While investigating how SIFI can turn off the stress response at the right time — only after the room had been cleaned up — the researchers found that SIFI recognizes a short protein segment that acts as a kind of ZIP code that allows proteins or protein precursors to get into the mitochondria, where they are processed. When they are prevented from getting in, they accumulate in the cytoplasm, but SIFI homes in on that ZIP code to eliminate them. The ZIP code looks just like the light switch.

"When you have aggregates accumulating in the cytoplasm, now the ZIP code is still in the cytoplasm, and there's a lot of it there," he said. "And it's the same signal as you would have in the proteins that you want to turn off. So it basically diverts the SIFI complex from the light switch back to the mess. SIFI tries to clean up the mess first, and it cannot turn off the light. And so when you have an aggregate in the cell, the light is always on. And if the light is always on, if stress signaling is always on, the cell will die. And that's a problem."
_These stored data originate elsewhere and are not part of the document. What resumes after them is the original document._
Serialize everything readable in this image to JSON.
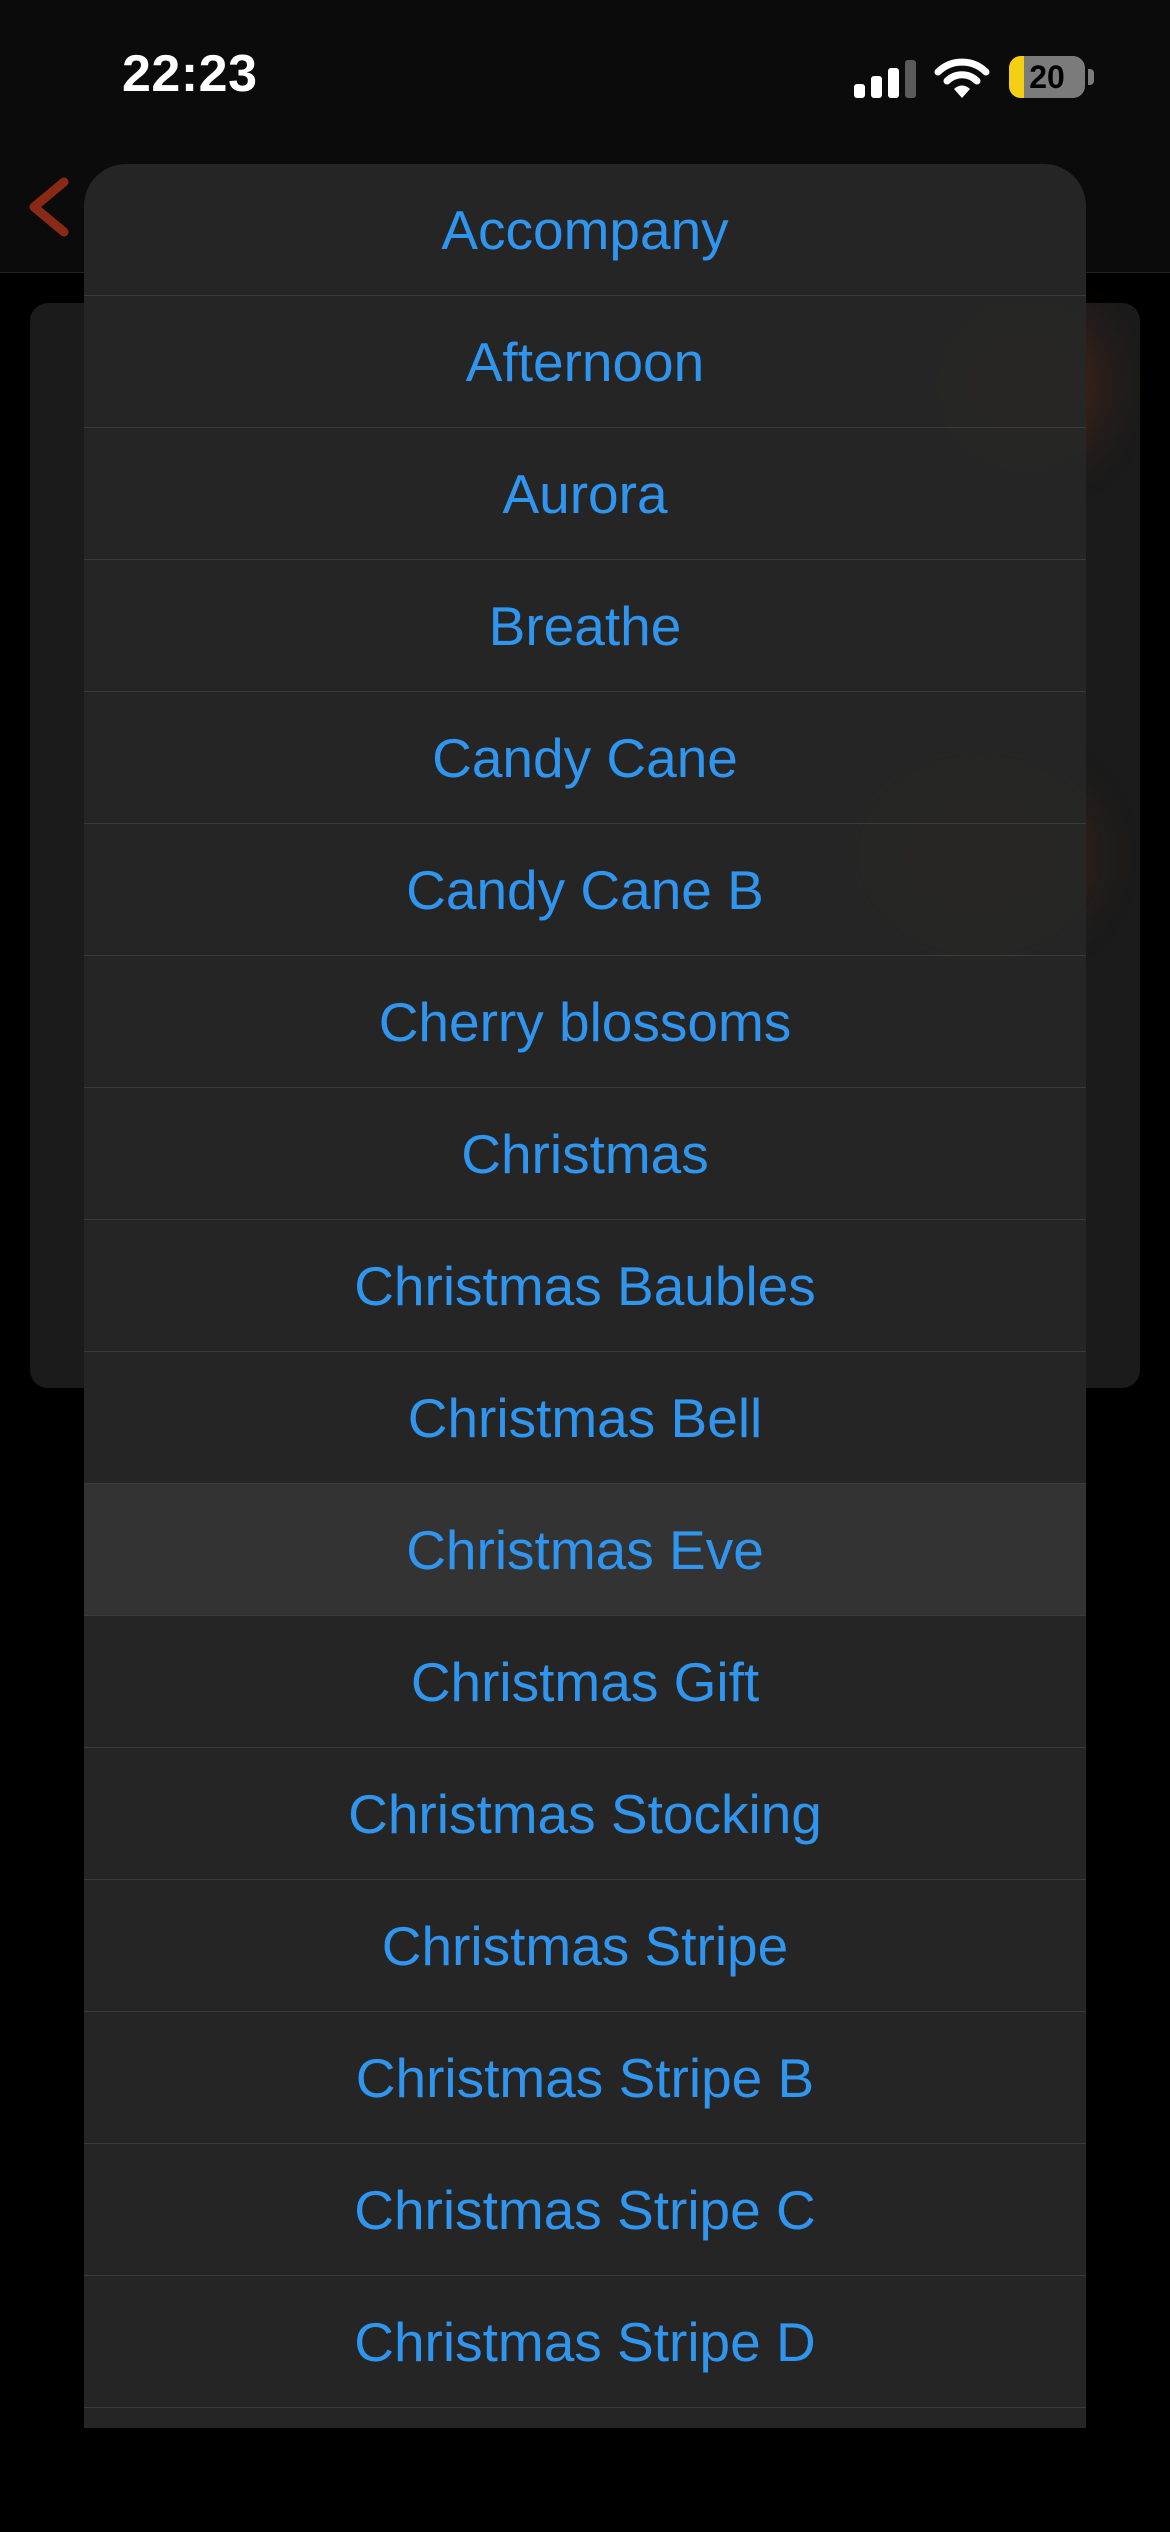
{
  "status_bar": {
    "time": "22:23",
    "battery_level": 20,
    "battery_text": "20",
    "battery_color": "#f5cf13",
    "signal_bars_active": 3,
    "signal_bars_total": 4
  },
  "background": {
    "back_icon": "chevron-left-icon",
    "accent_color": "#c8361c"
  },
  "sheet": {
    "text_color": "#2f95ee",
    "highlighted_index": 10,
    "options": [
      {
        "label": "Accompany"
      },
      {
        "label": "Afternoon"
      },
      {
        "label": "Aurora"
      },
      {
        "label": "Breathe"
      },
      {
        "label": "Candy Cane"
      },
      {
        "label": "Candy Cane B"
      },
      {
        "label": "Cherry blossoms"
      },
      {
        "label": "Christmas"
      },
      {
        "label": "Christmas Baubles"
      },
      {
        "label": "Christmas Bell"
      },
      {
        "label": "Christmas Eve"
      },
      {
        "label": "Christmas Gift"
      },
      {
        "label": "Christmas Stocking"
      },
      {
        "label": "Christmas Stripe"
      },
      {
        "label": "Christmas Stripe B"
      },
      {
        "label": "Christmas Stripe C"
      },
      {
        "label": "Christmas Stripe D"
      }
    ]
  }
}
Rapé suspects that many intracellular protein aggregates characteristic of neurodegenerative diseases have similar consequences and may prevent the cell from switching off the stress response. If so, the fact that a drug can turn off the response and rescue brain cells bodes well for the development of treatments for potentially many neurodegenerative diseases.
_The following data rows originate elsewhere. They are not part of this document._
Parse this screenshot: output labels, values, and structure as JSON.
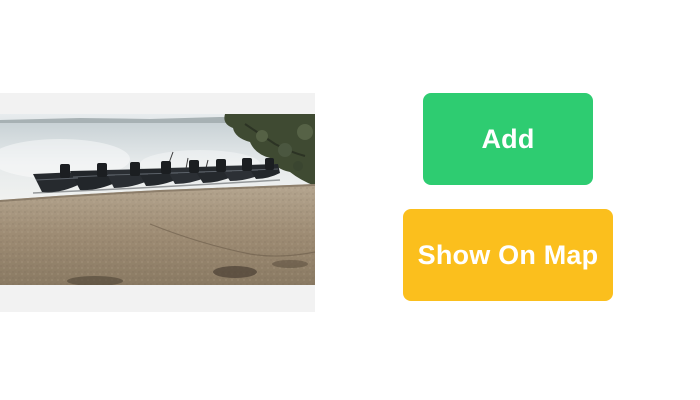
{
  "colors": {
    "add_button": "#2ecc71",
    "map_button": "#fbbf1d",
    "photo_frame": "#f2f2f2"
  },
  "photo": {
    "subject": "beach-with-moored-boats"
  },
  "buttons": {
    "add_label": "Add",
    "map_label": "Show On Map"
  }
}
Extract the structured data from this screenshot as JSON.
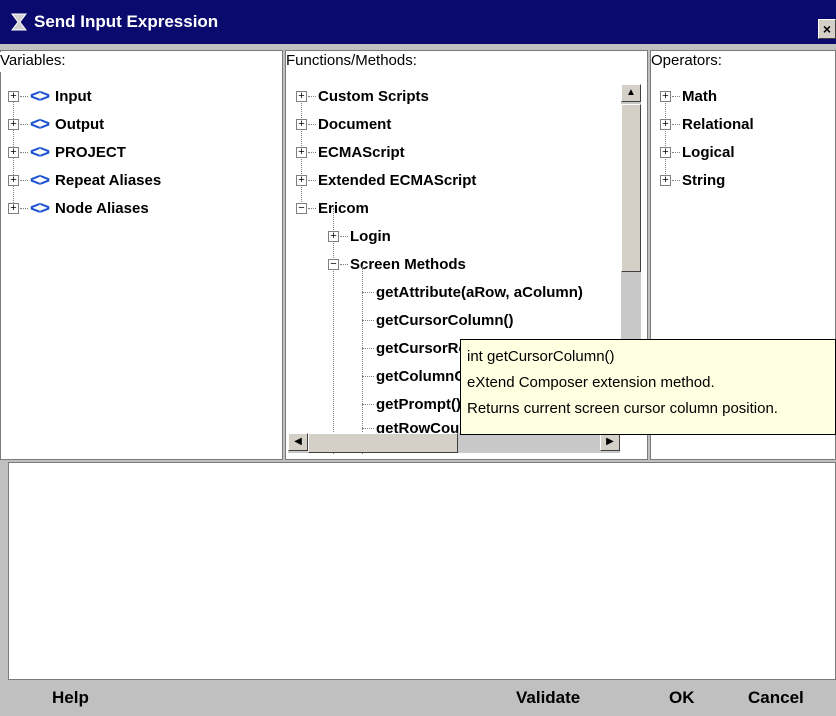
{
  "window": {
    "title": "Send Input Expression",
    "close_glyph": "×"
  },
  "variables": {
    "label": "Variables:",
    "items": [
      {
        "label": "Input",
        "icon": "<>"
      },
      {
        "label": "Output",
        "icon": "<>"
      },
      {
        "label": "PROJECT",
        "icon": "<>"
      },
      {
        "label": "Repeat Aliases",
        "icon": "<>"
      },
      {
        "label": "Node Aliases",
        "icon": "<>"
      }
    ]
  },
  "functions": {
    "label": "Functions/Methods:",
    "items": [
      {
        "label": "Custom Scripts",
        "expanded": false
      },
      {
        "label": "Document",
        "expanded": false
      },
      {
        "label": "ECMAScript",
        "expanded": false
      },
      {
        "label": "Extended ECMAScript",
        "expanded": false
      },
      {
        "label": "Ericom",
        "expanded": true
      }
    ],
    "ericom_children": [
      {
        "label": "Login",
        "expanded": false
      },
      {
        "label": "Screen Methods",
        "expanded": true
      }
    ],
    "screen_methods": [
      "getAttribute(aRow, aColumn)",
      "getCursorColumn()",
      "getCursorRow()",
      "getColumnCount()",
      "getPrompt()",
      "getRowCount()"
    ]
  },
  "operators": {
    "label": "Operators:",
    "items": [
      "Math",
      "Relational",
      "Logical",
      "String"
    ]
  },
  "tooltip": {
    "signature": "int getCursorColumn()",
    "kind": "eXtend Composer extension method.",
    "description": "Returns current screen cursor column position."
  },
  "expression": {
    "value": ""
  },
  "buttons": {
    "help": "Help",
    "validate": "Validate",
    "ok": "OK",
    "cancel": "Cancel"
  },
  "glyphs": {
    "plus": "+",
    "minus": "−",
    "up": "▲",
    "down": "▼",
    "left": "◀",
    "right": "▶"
  },
  "colors": {
    "titlebar": "#0a0a6e",
    "tooltip_bg": "#ffffe1",
    "variable_icon": "#1a4fd0"
  }
}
Already, another stress response inhibitor, a drug called ISRIB discovered at UCSF in 2013, has been shown to improve memory in mice and reduce age-related cognitive decline.

"That means there is the prospect that by manipulating stress silencing, by turning off the light with chemicals, you might target other neurodegenerative diseases, as well," he said. "At the very least, it's another way we could help patients with these diseases. In the best possible way, I think it will change how we treat neurodegenerative diseases. That's why this is a really important story, why I think it's very exciting."
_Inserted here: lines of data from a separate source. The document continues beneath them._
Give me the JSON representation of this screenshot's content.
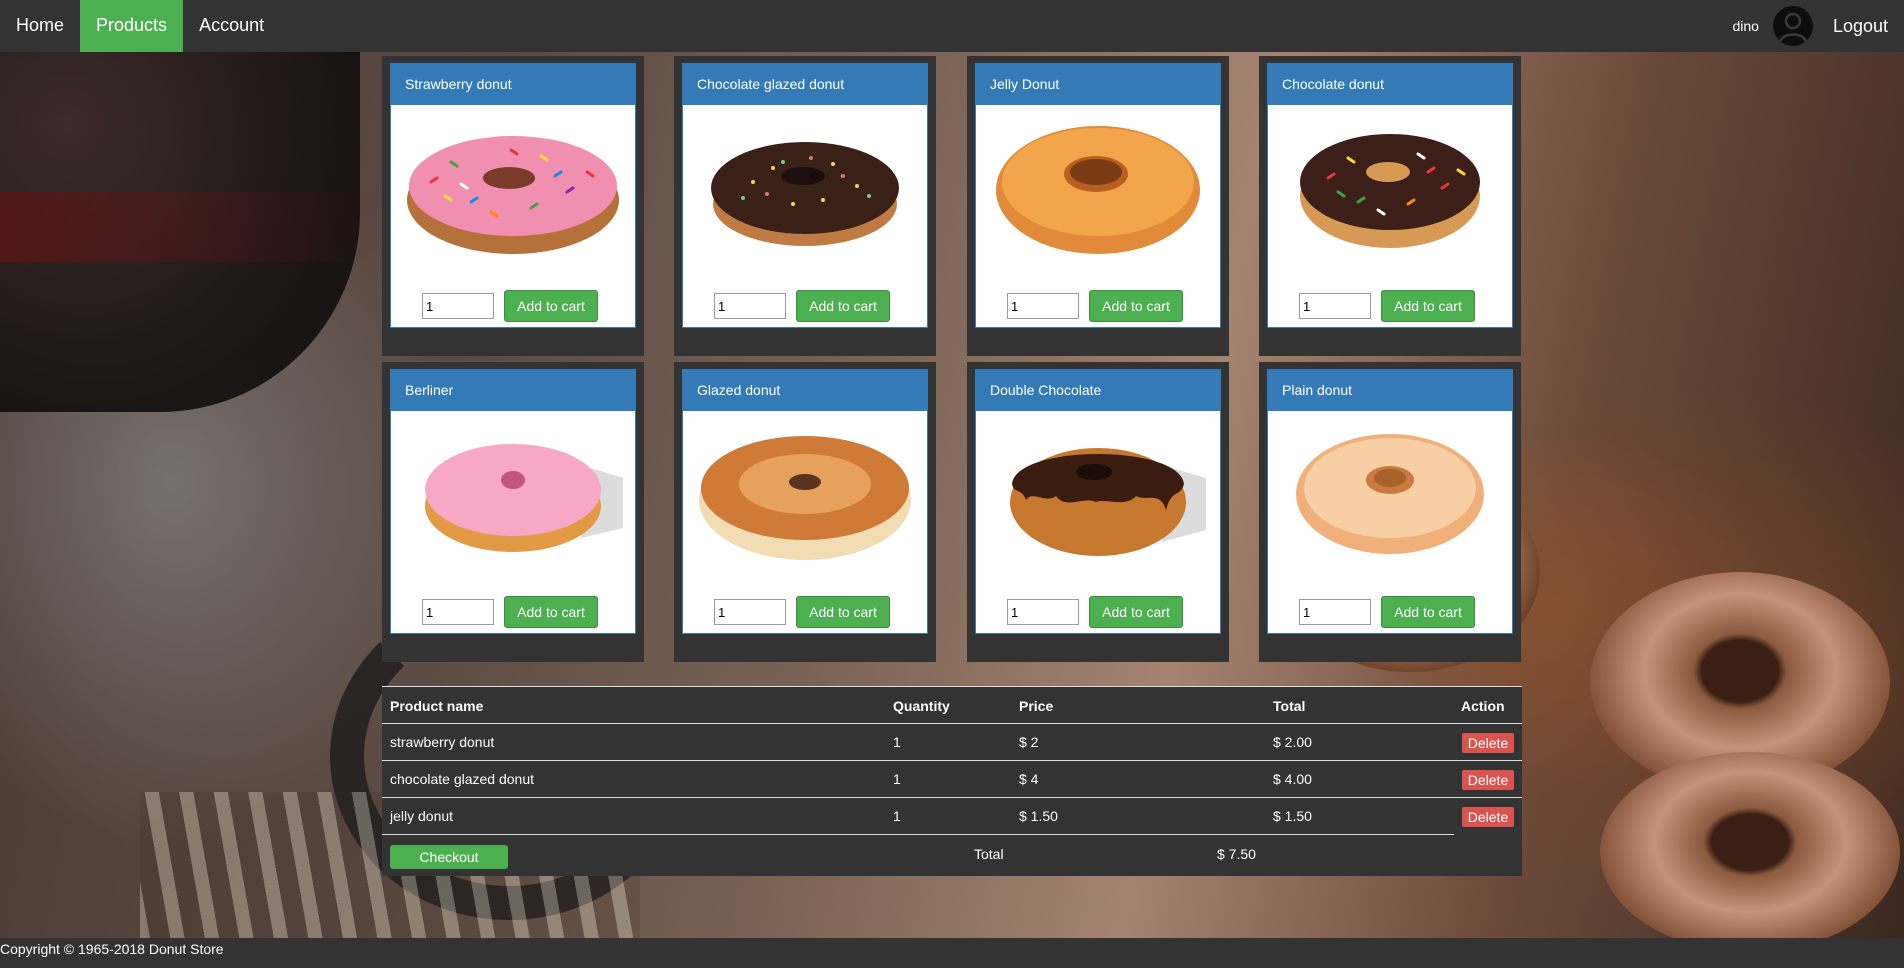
{
  "nav": {
    "items": [
      {
        "label": "Home",
        "active": false
      },
      {
        "label": "Products",
        "active": true
      },
      {
        "label": "Account",
        "active": false
      }
    ],
    "username": "dino",
    "logout_label": "Logout"
  },
  "products": [
    {
      "name": "Strawberry donut",
      "qty": "1",
      "button": "Add to cart",
      "icon": "strawberry-donut-image"
    },
    {
      "name": "Chocolate glazed donut",
      "qty": "1",
      "button": "Add to cart",
      "icon": "chocolate-glazed-donut-image"
    },
    {
      "name": "Jelly Donut",
      "qty": "1",
      "button": "Add to cart",
      "icon": "jelly-donut-image"
    },
    {
      "name": "Chocolate donut",
      "qty": "1",
      "button": "Add to cart",
      "icon": "chocolate-donut-image"
    },
    {
      "name": "Berliner",
      "qty": "1",
      "button": "Add to cart",
      "icon": "berliner-image"
    },
    {
      "name": "Glazed donut",
      "qty": "1",
      "button": "Add to cart",
      "icon": "glazed-donut-image"
    },
    {
      "name": "Double Chocolate",
      "qty": "1",
      "button": "Add to cart",
      "icon": "double-chocolate-donut-image"
    },
    {
      "name": "Plain donut",
      "qty": "1",
      "button": "Add to cart",
      "icon": "plain-donut-image"
    }
  ],
  "cart": {
    "headers": {
      "name": "Product name",
      "quantity": "Quantity",
      "price": "Price",
      "total": "Total",
      "action": "Action"
    },
    "rows": [
      {
        "name": "strawberry donut",
        "quantity": "1",
        "price": "$ 2",
        "total": "$ 2.00",
        "action": "Delete"
      },
      {
        "name": "chocolate glazed donut",
        "quantity": "1",
        "price": "$ 4",
        "total": "$ 4.00",
        "action": "Delete"
      },
      {
        "name": "jelly donut",
        "quantity": "1",
        "price": "$ 1.50",
        "total": "$ 1.50",
        "action": "Delete"
      }
    ],
    "checkout_label": "Checkout",
    "total_label": "Total",
    "total_value": "$ 7.50"
  },
  "footer": {
    "copyright": "Copyright © 1965-2018 Donut Store"
  },
  "colors": {
    "navbar": "#333333",
    "accent_green": "#4CAF50",
    "card_header_blue": "#337ab7",
    "delete_red": "#d9534f"
  }
}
Rapé, already a co-founder of two startups, Nurix Therapeutics Inc., and Lyterian Therapeutics, is now looking to develop therapies to silence the stress response while maintaining the cell's cleanup of protein aggregates.

Co-authors with Rapé are postdoctoral fellows Diane Haakonsen, Michael Heider and Samuel Witus and graduate student Andrew Ingersoll, all of UC Berkeley, and Kayla Vodehnal, Takeshi Uenaka and Marius Wernig of Stanford. The work was supported primarily by the Stinehart–Reed Foundation and the National Institutes of Health (RF1 AG048131, T32MH020016-25).